Moscow's Ice Palace will be the scene for a defence of unbeaten Russian Sultan Ibragimov's World Boxing Organisation title against the warrior known as the Real Deal, and there are many in boxing who feel this could be the fight too far for a former champion whose ego is even bigger than Ali's.
Among them is Lennox Lewis, a one-time foe who, unlike Holyfield, quit while he was ahead. "Evander's problem," he says, "is he misses the glory. I don't. I am sure he has people around him who are telling him he can still do it. You can always find yes men who tell you what you want to hear. They are getting paid – and you're the one who's getting damaged. Evander is an old fighter past his prime and taking serious chances with his health."
The New York Boxing Commission agree, banning him from boxing in the state because of the quality of recent performances. But Holyfield has managed to manoeuvre himself into contention in the first world heavyweight title fight to be held in Russia, an event backed by the government, with help from boxing's own czar, Don King.
It is eight years since Holyfield lost the title reunification bout against Lewis, and 10 since Mike Tyson infamously gnawed off part of his right ear in Las Vegas. Now, while Tyson seems to be headed back to jail after admitting drugs offences, Holyfield soldiers on, convincing himself he is on a crusade to eventually unify the title once more.

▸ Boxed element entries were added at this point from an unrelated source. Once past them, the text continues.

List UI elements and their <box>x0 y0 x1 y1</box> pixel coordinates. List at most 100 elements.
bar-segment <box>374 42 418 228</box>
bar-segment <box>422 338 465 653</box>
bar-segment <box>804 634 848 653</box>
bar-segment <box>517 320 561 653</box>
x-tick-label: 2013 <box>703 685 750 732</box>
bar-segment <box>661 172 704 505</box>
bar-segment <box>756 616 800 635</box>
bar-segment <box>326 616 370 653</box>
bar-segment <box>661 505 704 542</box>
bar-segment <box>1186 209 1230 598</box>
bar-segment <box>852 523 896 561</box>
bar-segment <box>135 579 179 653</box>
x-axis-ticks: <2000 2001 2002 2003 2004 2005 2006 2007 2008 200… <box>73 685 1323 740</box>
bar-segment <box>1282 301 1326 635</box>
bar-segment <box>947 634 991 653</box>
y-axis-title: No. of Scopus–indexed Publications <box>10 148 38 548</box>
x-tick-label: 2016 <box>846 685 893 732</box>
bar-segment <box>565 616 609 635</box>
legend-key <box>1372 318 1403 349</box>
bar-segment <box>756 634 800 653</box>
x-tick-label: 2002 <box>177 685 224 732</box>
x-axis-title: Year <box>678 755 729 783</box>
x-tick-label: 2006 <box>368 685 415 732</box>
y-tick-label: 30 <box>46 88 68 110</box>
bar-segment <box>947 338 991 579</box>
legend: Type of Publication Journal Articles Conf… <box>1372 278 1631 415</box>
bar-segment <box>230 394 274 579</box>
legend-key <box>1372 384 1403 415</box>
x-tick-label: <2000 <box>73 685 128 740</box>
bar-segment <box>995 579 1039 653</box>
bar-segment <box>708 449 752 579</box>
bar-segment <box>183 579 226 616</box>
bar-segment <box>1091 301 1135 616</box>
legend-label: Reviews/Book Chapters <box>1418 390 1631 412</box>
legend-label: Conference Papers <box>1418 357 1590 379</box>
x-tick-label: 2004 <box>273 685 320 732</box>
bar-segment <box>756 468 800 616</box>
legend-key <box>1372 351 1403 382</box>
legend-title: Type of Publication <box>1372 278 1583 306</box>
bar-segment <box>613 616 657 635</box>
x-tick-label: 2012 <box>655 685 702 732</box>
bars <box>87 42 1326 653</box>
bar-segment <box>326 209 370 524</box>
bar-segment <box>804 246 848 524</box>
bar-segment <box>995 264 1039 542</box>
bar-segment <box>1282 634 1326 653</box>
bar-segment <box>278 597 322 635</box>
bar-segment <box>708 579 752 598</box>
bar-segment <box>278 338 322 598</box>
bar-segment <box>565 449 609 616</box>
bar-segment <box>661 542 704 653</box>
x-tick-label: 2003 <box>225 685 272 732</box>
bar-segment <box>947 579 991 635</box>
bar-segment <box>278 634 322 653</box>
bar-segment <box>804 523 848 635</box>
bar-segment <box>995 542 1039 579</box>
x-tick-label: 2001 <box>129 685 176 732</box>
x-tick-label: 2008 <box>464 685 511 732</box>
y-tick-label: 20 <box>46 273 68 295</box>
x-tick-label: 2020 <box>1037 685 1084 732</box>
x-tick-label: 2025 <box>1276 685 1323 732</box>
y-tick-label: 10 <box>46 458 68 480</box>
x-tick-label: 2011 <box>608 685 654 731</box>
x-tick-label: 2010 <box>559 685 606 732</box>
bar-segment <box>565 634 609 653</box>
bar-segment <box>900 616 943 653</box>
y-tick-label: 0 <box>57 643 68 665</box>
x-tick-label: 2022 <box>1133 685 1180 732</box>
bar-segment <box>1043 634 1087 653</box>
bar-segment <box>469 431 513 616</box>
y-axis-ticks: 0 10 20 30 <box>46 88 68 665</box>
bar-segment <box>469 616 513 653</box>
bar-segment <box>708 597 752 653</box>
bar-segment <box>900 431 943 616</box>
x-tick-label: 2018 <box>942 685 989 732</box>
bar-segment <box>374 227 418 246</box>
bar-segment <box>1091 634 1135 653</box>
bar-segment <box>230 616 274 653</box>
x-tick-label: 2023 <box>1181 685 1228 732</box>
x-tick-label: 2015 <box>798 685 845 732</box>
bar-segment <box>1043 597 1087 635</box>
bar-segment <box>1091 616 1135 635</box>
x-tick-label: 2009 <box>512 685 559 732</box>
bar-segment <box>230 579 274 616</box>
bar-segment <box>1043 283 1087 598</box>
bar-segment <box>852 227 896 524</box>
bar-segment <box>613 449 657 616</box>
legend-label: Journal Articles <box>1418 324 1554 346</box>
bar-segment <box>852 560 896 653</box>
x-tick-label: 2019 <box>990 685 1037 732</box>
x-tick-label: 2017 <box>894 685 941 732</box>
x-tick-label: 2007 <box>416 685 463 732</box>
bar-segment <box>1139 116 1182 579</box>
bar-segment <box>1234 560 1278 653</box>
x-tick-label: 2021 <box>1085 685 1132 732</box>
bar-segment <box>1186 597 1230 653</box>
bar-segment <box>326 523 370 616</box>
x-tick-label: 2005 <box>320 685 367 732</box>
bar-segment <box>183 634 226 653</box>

It has to be said that Holyfield is no washed-up bum fighting for a buck. He may have 11 children by seven different women to support but he provides generously for all, and is wealthy enough to reside in a mansion in Atlanta that Victoria Beckham would die for. "I'm not fighting for the money," he insists. "If someone gave me a billion dollars tomorrow I'd keep fighting. God has given me a goal."
Here is a man seriously deluded by ambition. Emanuel Steward, one of his former trainers, says: "I have never met anyone with an ego like his. It drives him on." His present trainer, Ronnie Shields, says telling Holyfield he shouldn't fight "is like telling Noah he's crazy to build an ark". There are disturbing portents of incipient brain damage – Holyfield already mumbles and his reflexes are suspiciously slow.

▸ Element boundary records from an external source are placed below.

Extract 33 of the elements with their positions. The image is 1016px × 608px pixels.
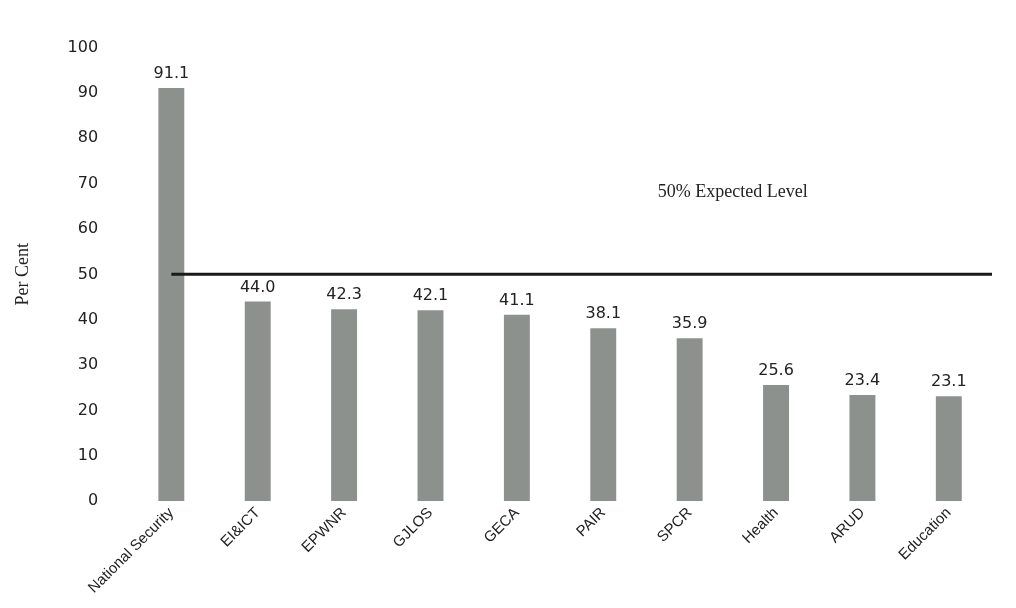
data-label: 41.1 bbox=[499, 289, 535, 309]
y-tick-label: 70 bbox=[77, 172, 99, 192]
ref-line-label: 50% Expected Level bbox=[657, 181, 808, 202]
y-tick-label: 40 bbox=[77, 308, 99, 328]
bar bbox=[849, 394, 876, 502]
data-label: 44.0 bbox=[239, 276, 276, 296]
y-tick-label: 10 bbox=[77, 444, 99, 464]
bar bbox=[158, 87, 185, 502]
y-tick-label: 60 bbox=[77, 218, 99, 238]
y-tick-label: 50 bbox=[77, 263, 99, 283]
y-tick-label: 80 bbox=[77, 127, 99, 147]
y-tick-label: 90 bbox=[77, 82, 99, 102]
data-label: 42.1 bbox=[412, 285, 449, 305]
y-tick-label: 30 bbox=[77, 354, 99, 374]
bar bbox=[331, 309, 358, 502]
y-tick-label: 0 bbox=[87, 490, 99, 510]
bar bbox=[676, 338, 703, 502]
bar bbox=[935, 396, 962, 502]
data-label: 25.6 bbox=[758, 360, 794, 380]
y-tick-label: 100 bbox=[67, 36, 99, 56]
bar bbox=[244, 301, 271, 502]
y-axis-title: Per Cent bbox=[11, 243, 32, 306]
data-label: 42.3 bbox=[326, 284, 362, 304]
data-label: 91.1 bbox=[153, 63, 190, 83]
data-label: 23.4 bbox=[844, 370, 881, 390]
data-label: 35.9 bbox=[671, 313, 708, 333]
bar bbox=[417, 310, 444, 502]
y-tick-label: 20 bbox=[77, 399, 99, 419]
data-label: 38.1 bbox=[585, 303, 622, 323]
bar bbox=[503, 314, 530, 502]
data-label: 23.1 bbox=[930, 371, 967, 391]
bar bbox=[763, 385, 789, 502]
bar bbox=[590, 328, 617, 502]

So what of the man he faces in Moscow? Ibragimov is one of the new breed of eastern bloc pros, a former Olympic silver medallist, a dozen years younger than Holyfield with 22 wins but only one of consequence when he won the WBO title against American Shannon Briggs. He does not carry a compelling punch but it is the volume of blows that Holyfield might suffer that causes concern.
In Holyfield's 23-year career spanning 52 fights, the four-time world champion has carved out a place for himself in boxing's Hall of Fame. His career has embraced epic battles against Tyson, Lewis, Larry Holmes, Riddick Bowe and his rival candidate for boxing's bus pass, George Foreman, whom he outpointed in 1991. If Holyfield somehow beats Ibragimov, he will become second to Foreman, who at nearly 46 was the oldest man to win a heavyweight title.
"God will help me win this fight," says Evander of his Holyfield war. He is receiving a fraction of the US$33 million he got when Tyson chewed his ear but now the fear is that Holyfield has bitten off more than he can chew.